QZ** CRNA service, without medical direction by a physician. Services are not eligible and should be denied.

The reimbursement rate for the overall anesthesia services performed during a procedure will not exceed 100% of Horizon BCBSNJ's allowance.

“*Horizon BCBSNJ allowance is determined by the provider’s network status, group benefit design, place of service where services are rendered or a combination thereof.”

**ITS home claims, Medicare Secondary, Federal Employee Health Program and claims submitted for the Horizon Medicare Advantage (MRSK) members when billed with a Modifier QZ are paid at 100% of the applicable Horizon allowance* which is based upon New Jersey's Administrative Code.

Note: The Anesthesia Modifiers listed above are pricing modifiers and must be listed in the first position to insure correct reimbursement. If the above modifiers are billed together, reimbursement will be at the lesser reimbursement percentage

Modifiers QS, G8 and G9 are informational only, and do not affect reimbursement. Informational modifiers must be used in the second modifier position when billed in conjunction with a pricing anesthesia modifier (which must be submitted in the first modifier position).

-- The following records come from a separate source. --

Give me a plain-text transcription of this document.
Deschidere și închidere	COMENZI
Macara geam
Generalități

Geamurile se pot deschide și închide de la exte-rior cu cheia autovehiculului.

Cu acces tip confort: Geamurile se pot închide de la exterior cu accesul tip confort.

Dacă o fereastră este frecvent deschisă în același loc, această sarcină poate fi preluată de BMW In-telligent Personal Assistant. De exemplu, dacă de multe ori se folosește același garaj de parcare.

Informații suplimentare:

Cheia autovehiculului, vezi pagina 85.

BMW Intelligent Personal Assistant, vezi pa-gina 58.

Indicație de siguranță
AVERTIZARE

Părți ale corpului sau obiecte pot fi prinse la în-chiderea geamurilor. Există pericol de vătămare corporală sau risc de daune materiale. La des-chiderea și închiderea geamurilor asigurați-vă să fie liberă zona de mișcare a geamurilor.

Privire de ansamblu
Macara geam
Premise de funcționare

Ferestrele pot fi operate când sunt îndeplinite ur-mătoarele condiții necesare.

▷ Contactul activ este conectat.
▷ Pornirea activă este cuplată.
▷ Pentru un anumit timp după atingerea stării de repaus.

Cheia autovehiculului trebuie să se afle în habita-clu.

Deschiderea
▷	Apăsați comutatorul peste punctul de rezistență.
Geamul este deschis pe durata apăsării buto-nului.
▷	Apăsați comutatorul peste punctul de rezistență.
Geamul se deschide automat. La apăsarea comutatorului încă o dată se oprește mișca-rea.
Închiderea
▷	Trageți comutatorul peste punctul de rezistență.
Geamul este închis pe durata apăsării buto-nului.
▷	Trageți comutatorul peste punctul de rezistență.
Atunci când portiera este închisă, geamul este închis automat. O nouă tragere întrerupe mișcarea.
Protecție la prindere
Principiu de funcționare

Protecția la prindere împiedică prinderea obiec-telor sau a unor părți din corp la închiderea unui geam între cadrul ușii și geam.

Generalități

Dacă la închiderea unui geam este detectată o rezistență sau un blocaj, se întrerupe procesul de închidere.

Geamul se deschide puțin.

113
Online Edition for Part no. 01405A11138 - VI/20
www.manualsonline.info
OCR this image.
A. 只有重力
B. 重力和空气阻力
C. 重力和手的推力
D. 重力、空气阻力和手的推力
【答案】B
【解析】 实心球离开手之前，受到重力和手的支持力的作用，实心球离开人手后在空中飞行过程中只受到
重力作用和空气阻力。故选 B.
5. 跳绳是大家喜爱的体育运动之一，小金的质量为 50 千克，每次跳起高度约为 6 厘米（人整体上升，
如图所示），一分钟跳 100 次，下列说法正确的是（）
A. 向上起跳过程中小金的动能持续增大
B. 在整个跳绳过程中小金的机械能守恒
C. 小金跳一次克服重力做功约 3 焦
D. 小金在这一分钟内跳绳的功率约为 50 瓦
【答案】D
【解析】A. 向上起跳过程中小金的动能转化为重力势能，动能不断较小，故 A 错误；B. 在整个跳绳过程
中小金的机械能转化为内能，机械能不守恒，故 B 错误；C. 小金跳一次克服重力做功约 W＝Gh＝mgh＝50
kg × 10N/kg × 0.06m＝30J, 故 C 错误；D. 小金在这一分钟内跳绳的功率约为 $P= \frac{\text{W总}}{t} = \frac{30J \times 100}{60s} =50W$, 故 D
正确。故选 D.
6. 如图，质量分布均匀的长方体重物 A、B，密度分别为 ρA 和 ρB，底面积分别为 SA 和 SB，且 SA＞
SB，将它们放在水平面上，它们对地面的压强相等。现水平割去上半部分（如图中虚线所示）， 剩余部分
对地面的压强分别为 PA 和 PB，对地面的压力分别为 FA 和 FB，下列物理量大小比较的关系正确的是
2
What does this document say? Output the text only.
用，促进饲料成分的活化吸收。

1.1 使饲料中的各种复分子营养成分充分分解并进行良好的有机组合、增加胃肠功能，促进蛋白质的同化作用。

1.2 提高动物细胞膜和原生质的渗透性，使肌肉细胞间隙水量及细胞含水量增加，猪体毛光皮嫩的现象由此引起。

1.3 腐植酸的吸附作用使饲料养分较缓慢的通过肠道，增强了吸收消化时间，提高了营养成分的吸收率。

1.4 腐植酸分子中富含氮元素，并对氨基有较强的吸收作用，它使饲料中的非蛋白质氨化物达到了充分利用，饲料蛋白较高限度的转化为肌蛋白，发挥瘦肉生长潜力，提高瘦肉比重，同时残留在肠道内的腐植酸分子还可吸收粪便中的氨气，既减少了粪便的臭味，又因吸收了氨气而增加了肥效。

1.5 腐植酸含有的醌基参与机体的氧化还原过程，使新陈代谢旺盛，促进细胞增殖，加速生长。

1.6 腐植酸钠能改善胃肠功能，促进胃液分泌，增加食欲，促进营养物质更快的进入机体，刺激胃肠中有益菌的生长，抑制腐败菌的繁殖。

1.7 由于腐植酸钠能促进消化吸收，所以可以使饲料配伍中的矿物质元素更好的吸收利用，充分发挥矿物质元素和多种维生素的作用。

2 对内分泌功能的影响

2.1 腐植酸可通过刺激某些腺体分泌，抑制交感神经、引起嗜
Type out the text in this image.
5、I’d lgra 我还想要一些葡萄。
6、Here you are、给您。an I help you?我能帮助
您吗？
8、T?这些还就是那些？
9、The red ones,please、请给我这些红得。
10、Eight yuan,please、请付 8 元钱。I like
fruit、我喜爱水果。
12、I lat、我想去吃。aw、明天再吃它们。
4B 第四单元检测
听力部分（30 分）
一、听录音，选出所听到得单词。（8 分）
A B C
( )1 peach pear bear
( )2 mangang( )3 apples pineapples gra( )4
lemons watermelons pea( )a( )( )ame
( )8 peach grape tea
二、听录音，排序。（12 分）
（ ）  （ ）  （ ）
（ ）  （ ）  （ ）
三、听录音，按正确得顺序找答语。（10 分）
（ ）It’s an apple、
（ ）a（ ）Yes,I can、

Claims submitted with the informational modifier(s) without a valid anesthesia pricing modifier will be denied.

QS Monitored anesthesia care service (MAC).
G8 MAC for deep complex complicated or markedly invasive surgical procedures and may be used in lieu of modifier QS.
G9 MAC for a patient who has a history of severe cardiopulmonary condition and may be used in lieu of modifier QS.

Duplicate Anesthesia Services

Duplicate anesthesia services submitted by the same physician (or physician group), different physician or other qualified health care professional for the same patient on the same date of service will be denied.


While reimbursement is considered, payment determination is subject to, but not limited to:

  • Group or individual benefit
  • Provider participation agreement
  • Routine claim editing logic, including but not limited to incidental or mutually exclusive logic, and medical necessity
  • Mandated or legislative required criteria will always supersede.


2007: Policy Approved
07/22/2015: Combined anesthesia policies #002, 012 and 013 into this single policy.
05/25/2106: Added information to Policy and Procedure section about processing of duplicate anesthesia services.

CPT® is a registered trademark of the American Medical Association.